I don’t like flying, so travelling by air always entails quite a lot of angst and second thoughts, but road trips have always appealed to me.

Maybe I come by it naturally. We had a couple of uncles who were well-known for hitting the road and heading off by themselves, camping along the way.

Although I am not really much of a traveller, there are places I would like to see.  Cypress Hills in Saskatchewan, Waterton Lakes National Park, Hay River and Yellowknife in the Northwest Territories, and the Dempster Highway to Inuvik, just to name a few.

A road trip seems the best way to get there, and the idea of camping along the way appeals.

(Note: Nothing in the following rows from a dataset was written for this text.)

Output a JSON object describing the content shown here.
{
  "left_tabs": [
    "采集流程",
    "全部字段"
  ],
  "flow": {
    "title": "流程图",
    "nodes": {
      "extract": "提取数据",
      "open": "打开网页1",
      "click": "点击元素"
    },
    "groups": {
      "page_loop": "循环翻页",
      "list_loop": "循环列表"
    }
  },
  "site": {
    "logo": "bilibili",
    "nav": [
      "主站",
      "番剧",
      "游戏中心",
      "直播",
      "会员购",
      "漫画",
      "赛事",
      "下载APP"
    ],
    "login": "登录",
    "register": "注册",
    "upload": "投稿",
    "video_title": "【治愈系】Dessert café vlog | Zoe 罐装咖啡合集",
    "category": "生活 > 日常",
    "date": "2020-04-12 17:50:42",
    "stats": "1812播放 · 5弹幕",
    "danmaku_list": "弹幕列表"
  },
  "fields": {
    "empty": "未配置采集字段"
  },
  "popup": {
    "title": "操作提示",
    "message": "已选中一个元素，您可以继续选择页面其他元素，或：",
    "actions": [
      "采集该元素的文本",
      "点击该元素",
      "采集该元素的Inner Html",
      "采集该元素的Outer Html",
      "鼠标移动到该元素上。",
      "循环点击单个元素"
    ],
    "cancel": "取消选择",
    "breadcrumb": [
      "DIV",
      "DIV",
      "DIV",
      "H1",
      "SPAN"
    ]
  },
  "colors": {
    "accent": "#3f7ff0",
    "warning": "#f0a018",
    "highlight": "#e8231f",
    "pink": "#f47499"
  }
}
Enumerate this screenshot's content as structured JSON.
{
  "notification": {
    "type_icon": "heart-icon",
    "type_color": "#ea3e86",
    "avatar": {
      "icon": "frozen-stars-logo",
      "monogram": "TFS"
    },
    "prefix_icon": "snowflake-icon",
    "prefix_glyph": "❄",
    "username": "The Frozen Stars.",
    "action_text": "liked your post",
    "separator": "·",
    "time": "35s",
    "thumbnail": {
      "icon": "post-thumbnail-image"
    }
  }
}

I have a truck and a canopy, but the canopy leaks and isn’t very secure.  A camper is just too big and cumbersome.  The perfect solution seemed like a camperette, so I have been keeping my eye out for one.

Well the other day the perfect one turned up.  Just what I wanted and within my price range.

So I bought it, and brought it home.


It fits quite nicely on the back of my truck, and isn’t too much bigger than my canopy.  It even came with this handy foot stool.

A nice size bed that makes up in to a table.


A little furnace for those cool times, lights, a fan and a few cupboards,


and even a little ice box fridge.


So there it is…if I really want to take a camping road trip, I can.

I have the winter to think about it.  To see if I have the courage to actually make a plan and head out on the road like my uncles.

Or maybe it’s just a pipe dream, and there will be a nice little camperette coming for sale next spring.